Nonprofit hospital cash flow margins and revenue growth reached record lows in fiscal year 2013, according to a report from Moody’s Investors Service.
Financial medians for 2013 show nonprofit hospital operating revenue growth was 3.9 percent, down from 5.1 percent in 2012 and far below historical growth rates, which often topped 7 percent. Expense growth also outpaced operating revenue growth for the second year in a row, demonstrating an unsustainable trend, according to Moody’s.
Expenses growing faster than revenues led to decreases in operating margins and operating cash flow margins. The operating cash flow margin in 2013 reached a record low of 9 percent. One of the main factors driving slower revenue growth is the shift from inpatient to outpatient care. Last year’s medians indicated inpatient admissions decreased, while outpatient services grew. However, the growth rate for outpatient admissions also slowed in 2013, which potentially signals a drop in demand for healthcare overall, according to Moody’s.

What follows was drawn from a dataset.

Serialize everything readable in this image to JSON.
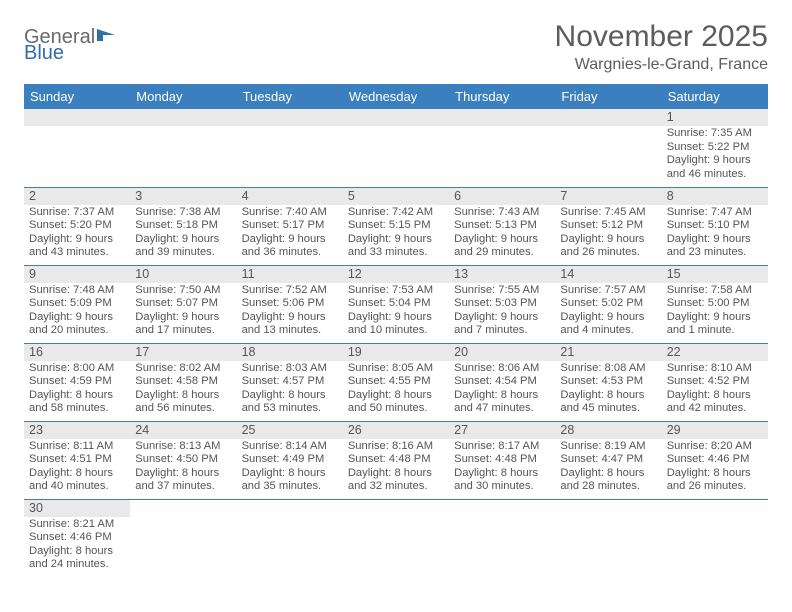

Increased Medicare exposure also dampened revenue growth in 2013, with median gross revenues derived from Medicare reaching a high point of 44.4 percent. The Patient Protection and Affordable Care Act’s individual mandate and Medicaid expansion in some states could soften the blow of lower volumes and more Medicare patients, but Moody’s predicts hospitals probably won’t benefit from those factors until 2015.
“We expect revenue growth will remain under pressure in 2014,” said Moody’s Analyst Jennifer Ewing. “We expect continued financial weakening due to volume declines in a predominantly fee-for-service environment, reinforcing our negative outlook on business conditions for not-for-profit hospitals.”